C’est mal connaître Maggie O’Farrell que d’imaginer une histoire de tromperies conjugales, de confiance gâchée ou de maladresse masculine. Elle dissèque chaque personnage de chaque génération avec une puissance romanesque qui surprend à toutes les pages. Si Daniel a quitté Nicola brusquement, Claudette, sa femme actuelle, a, elle aussi, organisé sa disparition du jour au lendemain pour changer totalement de vie. « Claudette a abattu son joker, sa carte maîtresse : disparaître mystérieusement, complètement, sans laisser de traces. » Assez de bleu dans le ciel est un livre suspendu à ces départs qui ressemblent à des fuites permanentes. Derrière les histoires d’amour et de couples qui se croient tou- jours plus fusionnels que celui du voisin, la romancière parle avec talent de l’inconfort qui grandit, empêche de respirer et ne laisse qu’une porte de sortie : la fuite. Claudette se « volatilise » quand la tension est trop forte autour d’elle. Sa fille se cache sous plusieurs couches de vêtements, Ari, son fils, trahit dans un bégaiement toutes ses hésitations et ses craintes. Daniel part à son tour, terrassé par un sentiment d’autodestruction. Seules les maisons restent en place, solides et identiques, prêtes à accueillir les voyageurs perdus.
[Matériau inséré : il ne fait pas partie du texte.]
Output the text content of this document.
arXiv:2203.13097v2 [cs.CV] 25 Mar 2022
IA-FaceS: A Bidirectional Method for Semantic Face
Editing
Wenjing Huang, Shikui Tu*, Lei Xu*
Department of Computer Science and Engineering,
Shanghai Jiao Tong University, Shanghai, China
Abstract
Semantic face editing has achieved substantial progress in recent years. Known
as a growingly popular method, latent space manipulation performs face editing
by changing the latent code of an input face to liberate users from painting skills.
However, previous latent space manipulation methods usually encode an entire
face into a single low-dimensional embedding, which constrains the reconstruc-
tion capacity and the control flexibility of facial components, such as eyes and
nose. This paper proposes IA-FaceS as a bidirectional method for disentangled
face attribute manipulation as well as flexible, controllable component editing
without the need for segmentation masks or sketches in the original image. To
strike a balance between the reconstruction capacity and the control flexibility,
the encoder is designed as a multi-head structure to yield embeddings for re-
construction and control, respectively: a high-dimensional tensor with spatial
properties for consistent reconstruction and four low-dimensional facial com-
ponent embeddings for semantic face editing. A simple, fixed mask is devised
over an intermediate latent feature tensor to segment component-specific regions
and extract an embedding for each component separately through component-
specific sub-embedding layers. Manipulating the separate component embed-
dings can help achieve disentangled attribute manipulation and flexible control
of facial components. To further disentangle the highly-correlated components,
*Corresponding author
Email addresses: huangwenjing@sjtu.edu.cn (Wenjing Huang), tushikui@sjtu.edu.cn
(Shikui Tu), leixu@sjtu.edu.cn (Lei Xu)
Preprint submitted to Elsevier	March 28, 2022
Mais Assez de bleu dans le ciel est aussi un livre de réconciliation qui passe par des lieux magiques, comme des cachettes d’enfant. « Près du ruisseau, au creux de ses méandres, se dresse une maison. Une maison de pierre avec des fenêtres à croisée aux cadres blancs écaillés, un toit de tuile et une porte, entrouverte, comme la porte d’un conte de fées derrière laquelle un autre monde se cacherait… » Maggie O’Farrell, grande voyageuse, quittant l’Irlande du Nord pour le pays de Galles et l’Ecosse très jeune, pour vivre ensuite aux Etats-Unis et à Hong Kong, habite aujourd’hui une maison à Edimbourg. En famille et depuis longtemps.